Treatment of heart diseases is complex and in cases where there is an infection of the valve, the life of the individual is at a great risk. Treatment of heart valve infection involves administration of high doses of antibiotics intravenously for several weeks. Some people require surgery to remove the infected heart valve. As such, prevention is the key, and this starts with good dental health.

Prevention of gum diseases

Maintaining optimal oral hygiene with toothbrushing and other oral hygiene aids will avoid the occurrence of gum diseases.

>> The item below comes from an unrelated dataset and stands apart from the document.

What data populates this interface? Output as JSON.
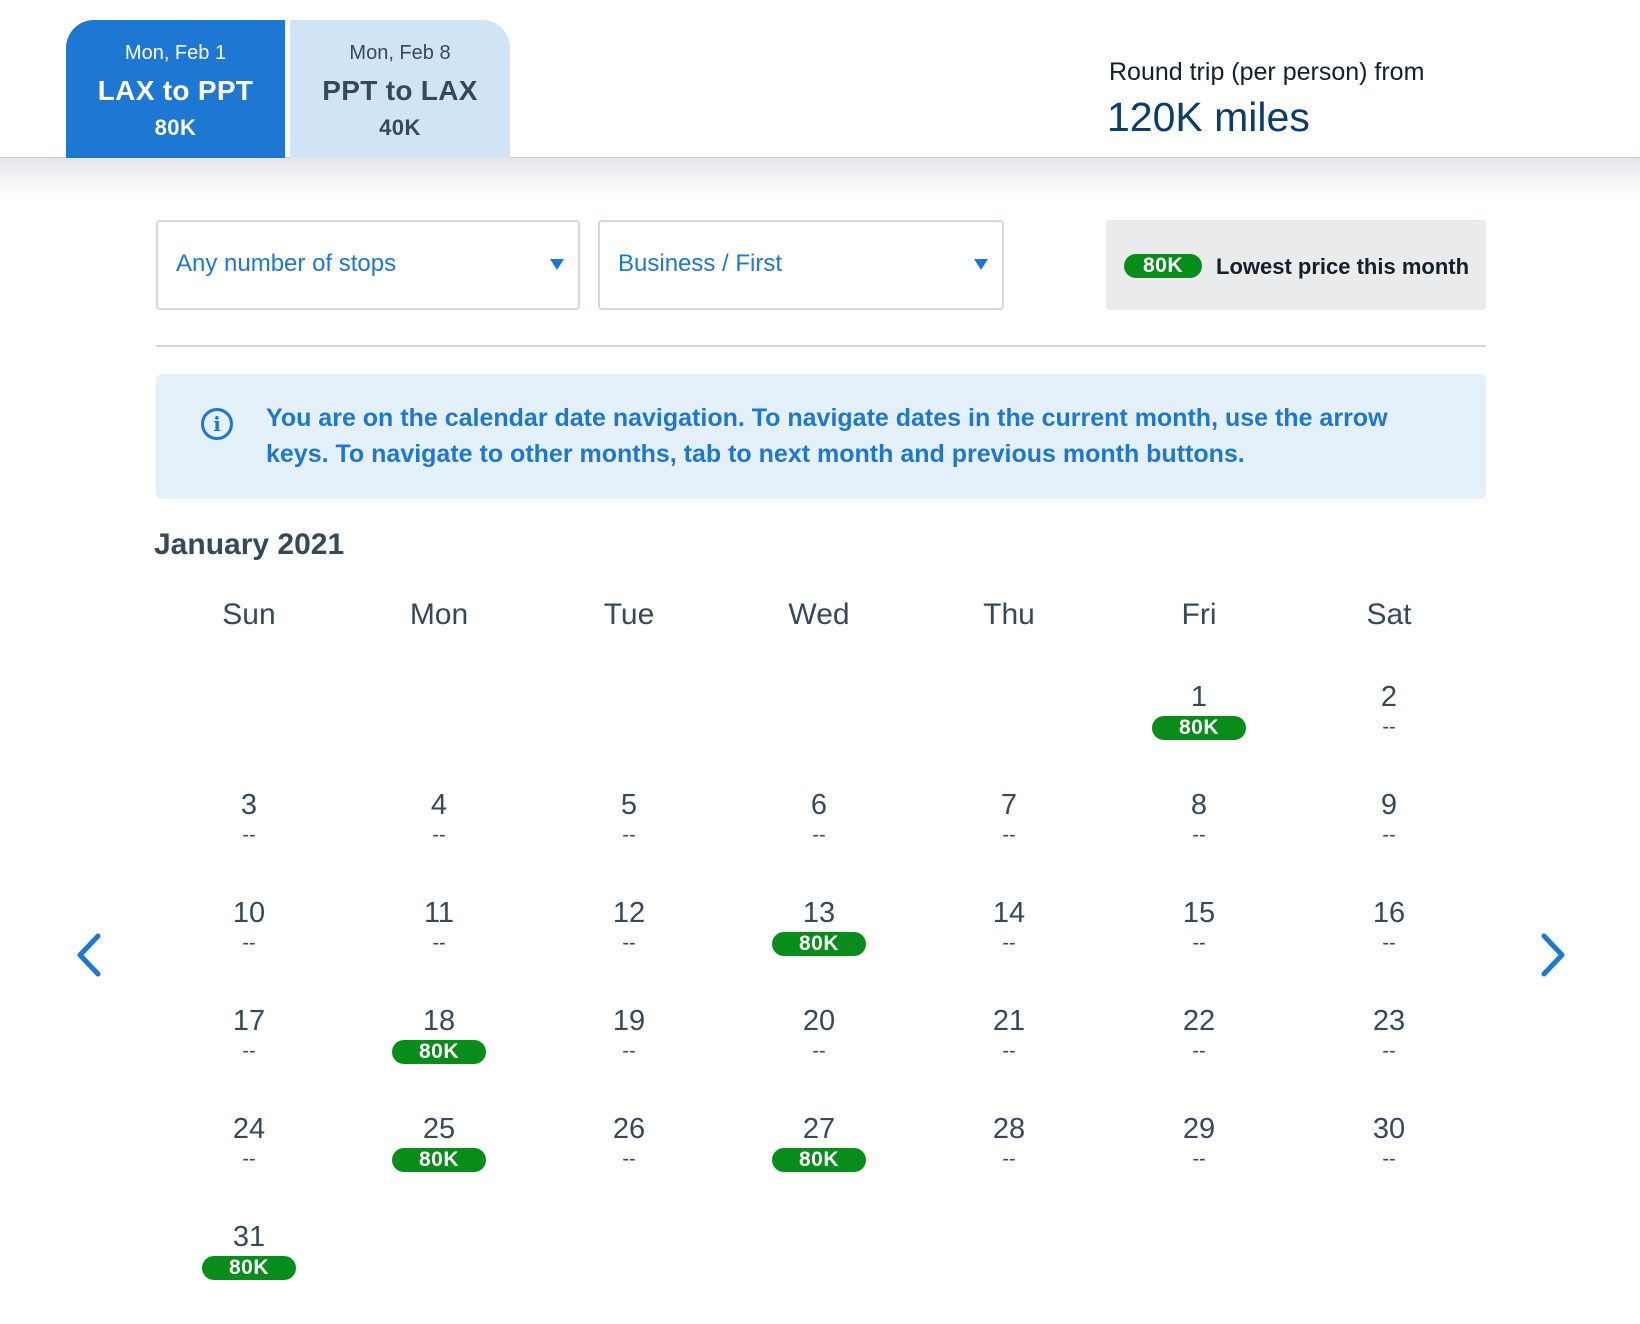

The American Dental Association recommends the following:

  • Brush twice daily for two minutes with fluoride toothpaste.
  • Clean the space between your teeth with floss or interdental brushes as recommended by your dentist
  • Visit your dentist regularly to prevent oral diseases
  • Maintain a healthy and balanced diet with less sugar intake
  • Use mouthwashes as recommended by your dentist

Those who have artificial heart valves need to take an antibiotic before certain dental procedures (prophylaxis) to prevent infection of their artificial heart valve.

Take Home Message: Oral hygiene is ignored by many individuals. Because poor oral hygiene can lead to heart valve infection (endocarditis), it is essential to adopt good oral hygiene practices to maintain a healthy oral cavity. Never ignore oral problems, and visit your dentist whenever necessary.